Abstract:
Objective To evaluate the dermal and systemic symptoms, as well as the changes of biomarkers in urine and blood caused by mercury exposure from whitening cosmetics on users.
Methods A total of 49 women who used whitening cosmetics participated in this study as volunteers by random sampling, and were divided into mercury-exposed group (29 cases) and control group (20 cases) according to the mercury concentration in cosmetics. Clinical data were collected by both questionnaire and physical check-up. The mercury content in cream cosmetics in use and urine were measured by atomic absorption spectrophotometry. Biochemical parameters of blood samples were tested with automatic biochemical analyzer, and peripheral lym phocyte DNA damages were detected with single cell gel electrophoresis.

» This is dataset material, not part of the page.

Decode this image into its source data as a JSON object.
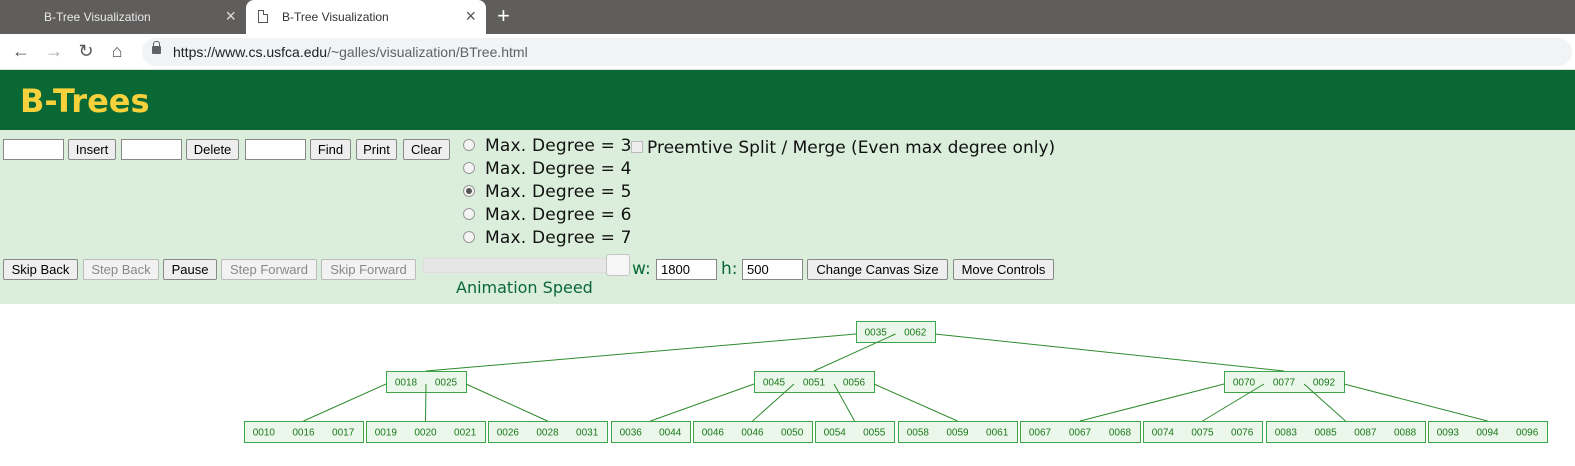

Results There were no differences of dermal and systematic symptoms between the mercury-exposed group and the control group (both P>0.05), but there was significant difference of skin whitening between them (P<0.01). In the cosmetics of mercury-exposed group, the mercury content ranged from 1 737 to 196 342 mg/kg, with median of 11 374 mg/kg. The urine mercury concentrations were significantly higher than that in the control group (P<0.01) and 100% (29/29) of the urine samples exceeded mercury limit. There was a significant positive correlation between the mercury contents in cosmetics and urine samples. There was no significant deference of differential blood cell counts and serum biomedical indices between the two groups (P>0.05). Result of comet assay showed the length of DNA tail was 10.3% in exposure group, significantly higher than that in control group (4.5%) (P<0.01).
Conclusion The whitening cosmetics containing high levels of mercury can cause high urinary mercury concentration in consumers. Chronic mercury retention may result in DNA damage, though neither negative dermal nor systematic symptoms were observed.